Pathophysiological mechanism of autoimmune gastritis and urticaria. The pathophysiology of chronic spontaneous urticaria in autoimmune atrophic gastritis is complex and involves changes in acid secretion, enterochromaffin-like hyperplasia, ensuing excess of histamine leaks into the bloodstream which could trigger chronic urticaria. Created with BioRender.com

Pathological and clinical characterization

Although the actual prevalence of chronic atrophic gastritis is unknown, and this entity may be largely underdiagnosed, patients in whom a diagnosis is established commonly present with advanced disease stages [32]. The diagnosis of AAG is often delayed owing to a lack of specific clinical manifestations and signs and remains reliant on pathological diagnosis. The predominant and characteristic symptoms of AAG include GI symptoms, deficiencies in iron and less commonly vitamin B12 [5, 31]. Complications in the clinical course of AAG include ECL hyperplasia, which may precede the formation of a NET from ECL cells due to long-term stimulation by high gastrin levels. Furthermore, adenocarcinoma of the stomach arises from a sequence of changes in intestinal metaplasia–dysplasia–adenocarcinoma. Furthermore, additional risk factors in the pathogenesis of urticaria, including AAG and ECL hyperplasia, need to be identified. A typical endoscopic finding in AAG is diffuse atrophy of the mucous membrane in the body and fundus of the stomach, which is macroscopically visible as the thinning of the mucous membrane with the disappearance of its folds (Fig. 4). Histologically, it presents as inactive atrophic chronic gastritis with pyloric and intestinal metaplasia (Fig. 5). Hyperplasia of neuroendocrine ECL cells indicates hypergastrinaemia in achlorhydria (Figs. 6 and 7). In patients with a histology compatible with autoimmune gastritis, gastroenterologists should consider checking for APCA antibodies and AIFA antibodies to assist with diagnosis. Gastroenterologists should also evaluate anaemia due to vitamin B12 and iron deficiencies.

Fig. 4
figure 4

During the endoscopic examination of the stomach, macroscopic diffuse erythema of the body of the stomach with numerous aphthae and atrophy of the antrum was visible. The other findings were normal

Fig. 5
figure 5

Chronic atrophic gastritis of the gastric body with pseudopyloric and intestinal metaplasia (H&E, 200×)

Fig. 6
figure 6

Normal oxyntic gastric mucosa devoid of enterochromaffin-like (ECL) cell hyperplasia.
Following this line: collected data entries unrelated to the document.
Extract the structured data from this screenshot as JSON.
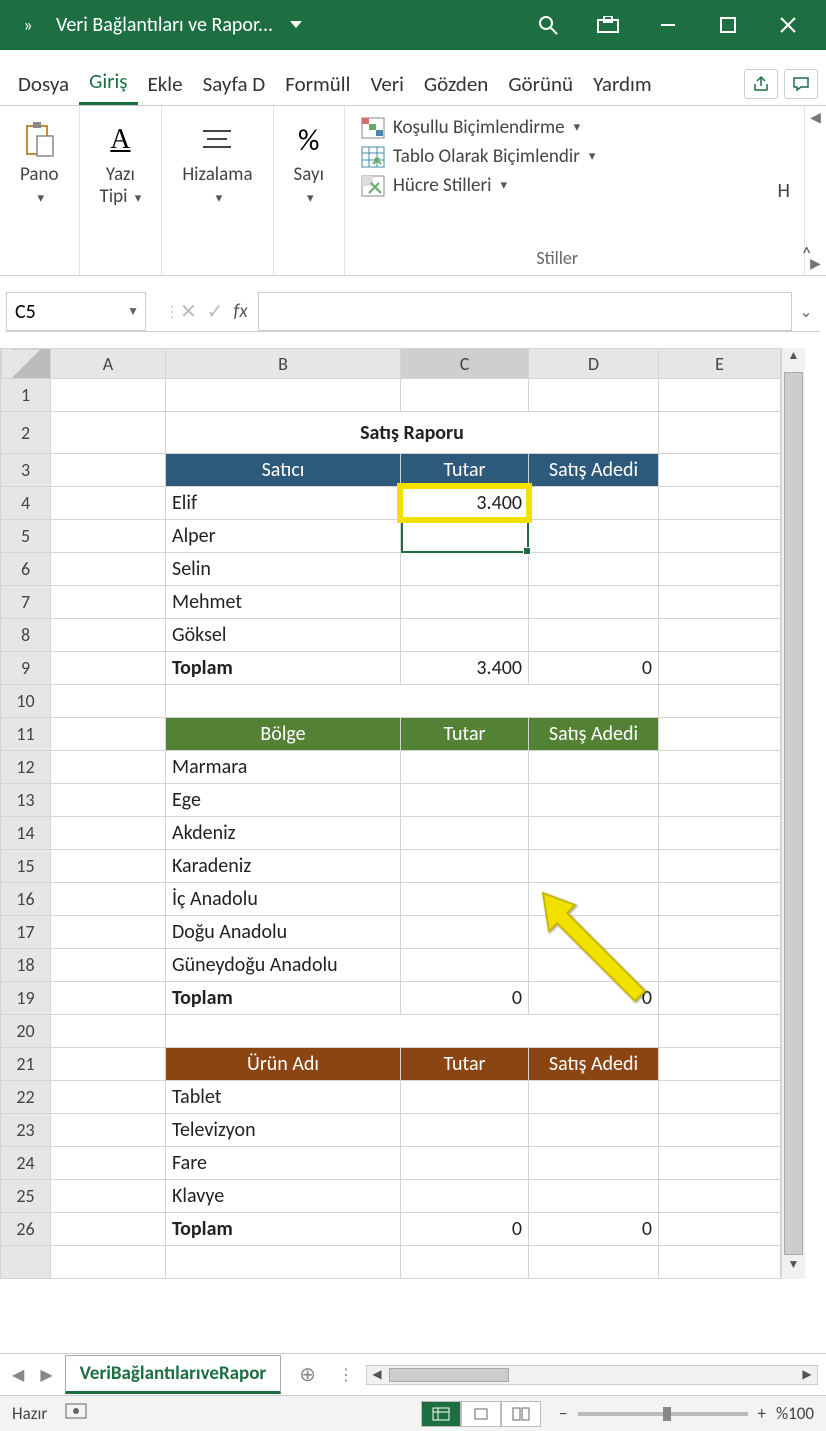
{
  "titlebar": {
    "title": "Veri Bağlantıları ve Rapor..."
  },
  "tabs": {
    "items": [
      "Dosya",
      "Giriş",
      "Ekle",
      "Sayfa D",
      "Formüll",
      "Veri",
      "Gözden",
      "Görünü",
      "Yardım"
    ],
    "active_index": 1
  },
  "ribbon": {
    "pano": {
      "label": "Pano"
    },
    "yazi": {
      "label": "Yazı\nTipi"
    },
    "hiza": {
      "label": "Hizalama"
    },
    "sayi": {
      "label": "Sayı"
    },
    "styles": {
      "cond": "Koşullu Biçimlendirme",
      "table": "Tablo Olarak Biçimlendir",
      "cell": "Hücre Stilleri",
      "group": "Stiller"
    },
    "cellsGroupLetter": "H"
  },
  "namebox": "C5",
  "formula": "",
  "colHeaders": [
    "A",
    "B",
    "C",
    "D",
    "E"
  ],
  "report": {
    "title": "Satış Raporu",
    "table1": {
      "headers": [
        "Satıcı",
        "Tutar",
        "Satış Adedi"
      ],
      "rows": [
        {
          "name": "Elif",
          "amount": "3.400",
          "count": ""
        },
        {
          "name": "Alper",
          "amount": "",
          "count": ""
        },
        {
          "name": "Selin",
          "amount": "",
          "count": ""
        },
        {
          "name": "Mehmet",
          "amount": "",
          "count": ""
        },
        {
          "name": "Göksel",
          "amount": "",
          "count": ""
        }
      ],
      "total": {
        "label": "Toplam",
        "amount": "3.400",
        "count": "0"
      }
    },
    "table2": {
      "headers": [
        "Bölge",
        "Tutar",
        "Satış Adedi"
      ],
      "rows": [
        {
          "name": "Marmara"
        },
        {
          "name": "Ege"
        },
        {
          "name": "Akdeniz"
        },
        {
          "name": "Karadeniz"
        },
        {
          "name": "İç Anadolu"
        },
        {
          "name": "Doğu Anadolu"
        },
        {
          "name": "Güneydoğu Anadolu"
        }
      ],
      "total": {
        "label": "Toplam",
        "amount": "0",
        "count": "0"
      }
    },
    "table3": {
      "headers": [
        "Ürün Adı",
        "Tutar",
        "Satış Adedi"
      ],
      "rows": [
        {
          "name": "Tablet"
        },
        {
          "name": "Televizyon"
        },
        {
          "name": "Fare"
        },
        {
          "name": "Klavye"
        }
      ],
      "total": {
        "label": "Toplam",
        "amount": "0",
        "count": "0"
      }
    }
  },
  "sheet": {
    "name": "VeriBağlantılarıveRapor"
  },
  "status": {
    "ready": "Hazır",
    "zoom": "%100"
  }
}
The chromogranin-positive ECL cells are only individually dispersed (chromogranin, 200×)

Fig. 7
figure 7

Atrophic mucosa of the gastric body with extensive pseudopyloric metaplasia, focal intestinal metaplasia, and linear hyperplasia of enterochromaffin-like cells (chromogranin, 170×)

Conclusion

Paediatricians and pathologists should consider the possibility of AAG in the paediatric population. This article describes the possible mechanisms underlying urticaria in patients with AAG. These findings suggest that the development of chronic urticaria could be caused by ECL hyperplasia with the subsequent excessive production of histamine. If a paediatric patient presents with symptoms such as anaemia, reduced vitamin B12 levels, recurrent urticaria with no other detectable aetiology, positive APCA, and elevated gastrin levels, AAG should be considered a possible cause of these skin manifestations. Physicians should suspect AAG in patients with a history of autoimmune disorders and/or urticaria.